The race took place exactly 60 years ago today, and megathanks and superkudos to Harold Tartell for finding fotos of more than half of the boats involved in the race.

Top Class A (over 1250 hp) finisher was Reading Lines Shamokin.

Second was Barbara Moran.

No foto found yet of third place Socony 11, but fourth place was William J. Tracy of  Tracy Towing Line.

Again, no foto of Dauntless #14, but here’s sixth place finisher Russell #17.

Number seven finisher was this Turecamo Girls, painted in “wood.”

And rounding out Class A, here’s Dalzelleader.

In the Class B division (850 to 1250 hp), top boat was Pauline L. Moran.

Number two finisher was Red Star Towing & Transportation‘s Huntington.

In Class C (less than 850 hp), the top finisher was steam vessel Latin American, operating for the Texas Company.

Number two Class C boat was Providence, of the Red Star Towing & Transportation.

Third place Class C finisher was  Ticeline, of Tice Towing Line, Inc.

Unranked Class B boats include Fred B. Dalzell here and

here, as well as

Anne Carrol, a 1910 steamer of Carroll Towing Line also ran.

I’m reposting this image, made available by Paul Strubeck and posted yesterday.   1952 is especially significant for me because it was the year I was born.  It was also the year that

Queen Elizabeth was crowned, nuclear sub Nautilus keel was laid, a B-52 first flew, SS United States first crossed the Atlantic, Ike became President, the word “smog” was coined in reference to London weather, Albert Schweitzer won the Nobel Peace Prize, lots of UFOs buzzed  Washington DC airport, and Werner von Braun published Man Will Conquer Space Soon.
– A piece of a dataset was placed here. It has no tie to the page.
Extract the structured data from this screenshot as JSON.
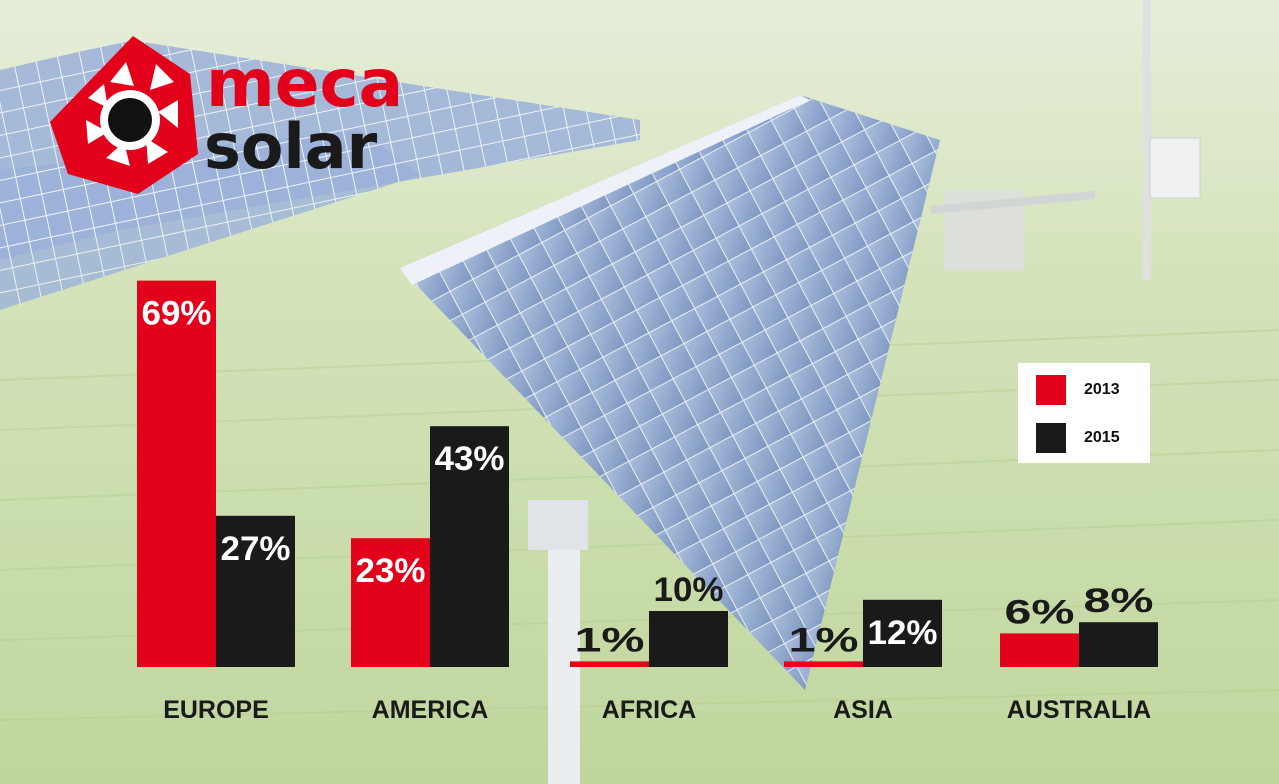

This last entry reminds me of the Mr Armstrong that died a few days ago.  I’ll never forget the July night in 1969 that I, age 17 then, stayed up all night even though it was haying season;  I’d worked in the hay all day July 20, and stayed up much of the night before working again all day on the 21st.  My father thought I was crazy but my mother came downstairs to watch with me a few times during the night.  “What will it change?” she asked in different ways, and I surely had no answer, as excited as I was.

A few days later a farmer nearby told me it was all a hoax.  “Nobody really walked on the moon,” Elmer said.  “It’s all just a movie they made in Hollywood.”

43 years and a month later . . . well, maybe it didn’t change anything related to our travel destinations, but the some of the technology we  live with on earth stems from those efforts.

A final thought:  I recently read a statement by Robert Ballard saying that the NASA budget (I’m not sure which year he was talking about.) for ONE year equals the NOAA budget for 18 years.  As much admiration as I have for Neil Armstrong, maybe the next heroic explorations should involve walking along the bottoms of the oceans.

Harold . . . I hope your family illness will subside so that you can attend the tugboat race this coming weekend.   Thanks again for these archival fotos.